2. He was introduced to the world via Oprah. In 2004, Dr. Oz made his first appearance on The Oprah Winfrey Show. He was a frequent guest/medical expert, and he used the platform to, according to Vox, “back a range of questionable health practices.” He eventually got his own show in 2009, and he’s since expanded his media empire into books, magazines, radio, and websites.

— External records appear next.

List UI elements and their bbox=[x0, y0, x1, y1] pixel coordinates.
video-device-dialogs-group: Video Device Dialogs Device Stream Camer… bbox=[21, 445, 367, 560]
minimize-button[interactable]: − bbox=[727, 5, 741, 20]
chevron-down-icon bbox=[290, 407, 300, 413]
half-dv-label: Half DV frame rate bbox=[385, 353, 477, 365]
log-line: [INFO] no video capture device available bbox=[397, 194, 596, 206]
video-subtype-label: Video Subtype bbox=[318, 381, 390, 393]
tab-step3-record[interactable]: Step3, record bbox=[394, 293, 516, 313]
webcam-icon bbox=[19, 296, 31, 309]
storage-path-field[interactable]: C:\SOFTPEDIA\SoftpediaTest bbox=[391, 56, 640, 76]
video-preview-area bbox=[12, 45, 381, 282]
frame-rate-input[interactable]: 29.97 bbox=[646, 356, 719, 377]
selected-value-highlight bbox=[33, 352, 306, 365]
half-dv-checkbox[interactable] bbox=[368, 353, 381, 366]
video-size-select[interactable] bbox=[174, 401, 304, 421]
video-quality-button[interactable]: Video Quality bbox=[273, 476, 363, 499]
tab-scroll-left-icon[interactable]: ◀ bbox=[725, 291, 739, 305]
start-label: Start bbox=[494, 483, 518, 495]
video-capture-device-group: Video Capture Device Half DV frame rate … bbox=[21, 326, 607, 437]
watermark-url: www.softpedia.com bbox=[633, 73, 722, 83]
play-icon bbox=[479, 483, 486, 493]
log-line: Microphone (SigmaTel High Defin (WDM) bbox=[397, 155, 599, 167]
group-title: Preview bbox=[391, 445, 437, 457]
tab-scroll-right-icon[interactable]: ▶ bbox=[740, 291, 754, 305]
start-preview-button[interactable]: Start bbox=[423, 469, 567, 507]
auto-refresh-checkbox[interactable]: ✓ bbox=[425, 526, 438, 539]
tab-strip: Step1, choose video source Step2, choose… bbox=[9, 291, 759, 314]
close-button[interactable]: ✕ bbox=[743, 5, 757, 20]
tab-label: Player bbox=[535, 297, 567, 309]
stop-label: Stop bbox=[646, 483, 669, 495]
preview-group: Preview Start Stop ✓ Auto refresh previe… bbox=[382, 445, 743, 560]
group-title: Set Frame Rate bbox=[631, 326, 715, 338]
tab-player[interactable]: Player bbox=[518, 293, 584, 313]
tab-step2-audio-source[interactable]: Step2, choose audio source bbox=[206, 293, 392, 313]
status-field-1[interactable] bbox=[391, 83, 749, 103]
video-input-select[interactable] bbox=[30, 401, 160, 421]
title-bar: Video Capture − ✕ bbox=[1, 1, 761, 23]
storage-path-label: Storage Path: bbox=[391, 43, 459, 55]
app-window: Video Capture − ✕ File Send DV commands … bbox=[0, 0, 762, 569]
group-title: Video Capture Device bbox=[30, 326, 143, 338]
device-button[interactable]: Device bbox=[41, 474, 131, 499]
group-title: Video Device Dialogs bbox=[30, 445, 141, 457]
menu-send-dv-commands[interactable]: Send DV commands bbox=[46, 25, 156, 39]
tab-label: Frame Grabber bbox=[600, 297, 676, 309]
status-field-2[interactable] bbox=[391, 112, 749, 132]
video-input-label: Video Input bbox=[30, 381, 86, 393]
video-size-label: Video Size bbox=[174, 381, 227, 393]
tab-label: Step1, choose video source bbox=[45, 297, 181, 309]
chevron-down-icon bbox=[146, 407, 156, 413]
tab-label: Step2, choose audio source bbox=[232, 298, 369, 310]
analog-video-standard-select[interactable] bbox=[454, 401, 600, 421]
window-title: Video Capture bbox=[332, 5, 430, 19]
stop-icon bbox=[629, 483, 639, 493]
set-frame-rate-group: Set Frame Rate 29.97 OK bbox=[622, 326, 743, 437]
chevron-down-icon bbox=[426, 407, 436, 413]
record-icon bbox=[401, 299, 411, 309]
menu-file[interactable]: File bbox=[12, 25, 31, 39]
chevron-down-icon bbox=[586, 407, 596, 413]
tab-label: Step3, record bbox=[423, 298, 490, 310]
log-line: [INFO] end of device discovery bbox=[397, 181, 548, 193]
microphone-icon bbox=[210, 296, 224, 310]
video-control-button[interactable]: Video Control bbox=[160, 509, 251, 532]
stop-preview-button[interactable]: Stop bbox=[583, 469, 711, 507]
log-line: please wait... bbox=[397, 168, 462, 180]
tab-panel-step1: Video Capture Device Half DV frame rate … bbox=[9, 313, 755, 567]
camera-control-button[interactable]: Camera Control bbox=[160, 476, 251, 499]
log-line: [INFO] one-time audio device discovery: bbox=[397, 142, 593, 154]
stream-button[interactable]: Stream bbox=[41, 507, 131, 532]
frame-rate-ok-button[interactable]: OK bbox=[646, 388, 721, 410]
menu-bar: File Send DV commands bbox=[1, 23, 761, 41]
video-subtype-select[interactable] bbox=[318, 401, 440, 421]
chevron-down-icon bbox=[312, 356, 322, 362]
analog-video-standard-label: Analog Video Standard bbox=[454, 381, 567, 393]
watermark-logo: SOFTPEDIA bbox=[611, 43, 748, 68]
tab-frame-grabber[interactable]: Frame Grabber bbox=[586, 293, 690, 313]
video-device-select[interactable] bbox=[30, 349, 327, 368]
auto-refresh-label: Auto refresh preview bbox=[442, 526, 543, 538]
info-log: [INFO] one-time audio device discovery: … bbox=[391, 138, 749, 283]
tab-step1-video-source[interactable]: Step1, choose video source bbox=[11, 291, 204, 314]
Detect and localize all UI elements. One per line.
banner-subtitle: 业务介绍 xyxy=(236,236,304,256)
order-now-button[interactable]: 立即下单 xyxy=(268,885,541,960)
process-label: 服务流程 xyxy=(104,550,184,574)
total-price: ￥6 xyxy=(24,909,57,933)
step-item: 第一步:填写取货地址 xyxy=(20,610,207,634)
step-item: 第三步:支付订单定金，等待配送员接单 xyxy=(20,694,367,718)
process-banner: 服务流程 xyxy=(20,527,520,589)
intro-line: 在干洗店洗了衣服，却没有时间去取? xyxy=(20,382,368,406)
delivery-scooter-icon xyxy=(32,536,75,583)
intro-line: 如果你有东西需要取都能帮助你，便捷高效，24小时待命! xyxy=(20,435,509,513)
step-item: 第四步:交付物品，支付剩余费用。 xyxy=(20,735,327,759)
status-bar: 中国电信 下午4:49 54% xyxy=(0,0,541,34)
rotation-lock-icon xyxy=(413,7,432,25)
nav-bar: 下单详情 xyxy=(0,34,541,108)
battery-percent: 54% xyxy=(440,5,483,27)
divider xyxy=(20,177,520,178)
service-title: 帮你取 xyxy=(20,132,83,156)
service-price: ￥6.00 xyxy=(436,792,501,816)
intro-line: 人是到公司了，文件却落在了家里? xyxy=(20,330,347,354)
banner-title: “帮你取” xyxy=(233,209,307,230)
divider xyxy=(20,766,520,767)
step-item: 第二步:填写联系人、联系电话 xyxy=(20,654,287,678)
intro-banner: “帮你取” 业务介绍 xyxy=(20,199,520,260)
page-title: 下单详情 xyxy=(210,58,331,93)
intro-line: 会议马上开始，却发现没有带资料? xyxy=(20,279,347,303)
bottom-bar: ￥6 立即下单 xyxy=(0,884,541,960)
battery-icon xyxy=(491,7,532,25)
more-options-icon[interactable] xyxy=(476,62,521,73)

Dr. Oz has been criticized for promoting questionable treatments. In 2014, a Senate panel questioned Dr. Oz for his promotion of green coffee bean extract as a weight loss product, according to The New York Times. He once suggested that the Ebola virus could go airborne, even though there was universal agreement among virologists that the pathogens have never behaved that way, per Vox. In 2015, there were calls for Columbia University medical school to fire him for repeatedly shown(ing) disdain for science and for evidence-based medicine.” Oz, at the time, held the role as the surgery department vice-chairman. In 2020, he’s listed as the Director of the Integrative Medicine Center.

4. He’s been married since 1985. Dr. oz met his wife, Lisa Oz (née Lemole), at a dinner arranged by their fathers. The couple married in 1985. They have four children and four grandchildren together.

5. His oldest daughter is also a Television personality. Daphnie Oz was one of the five co-hosts on ABC’s daytime talk show The Chew. Like her father, she’s also a published author, releasing The Dorm Room Diet in 2006.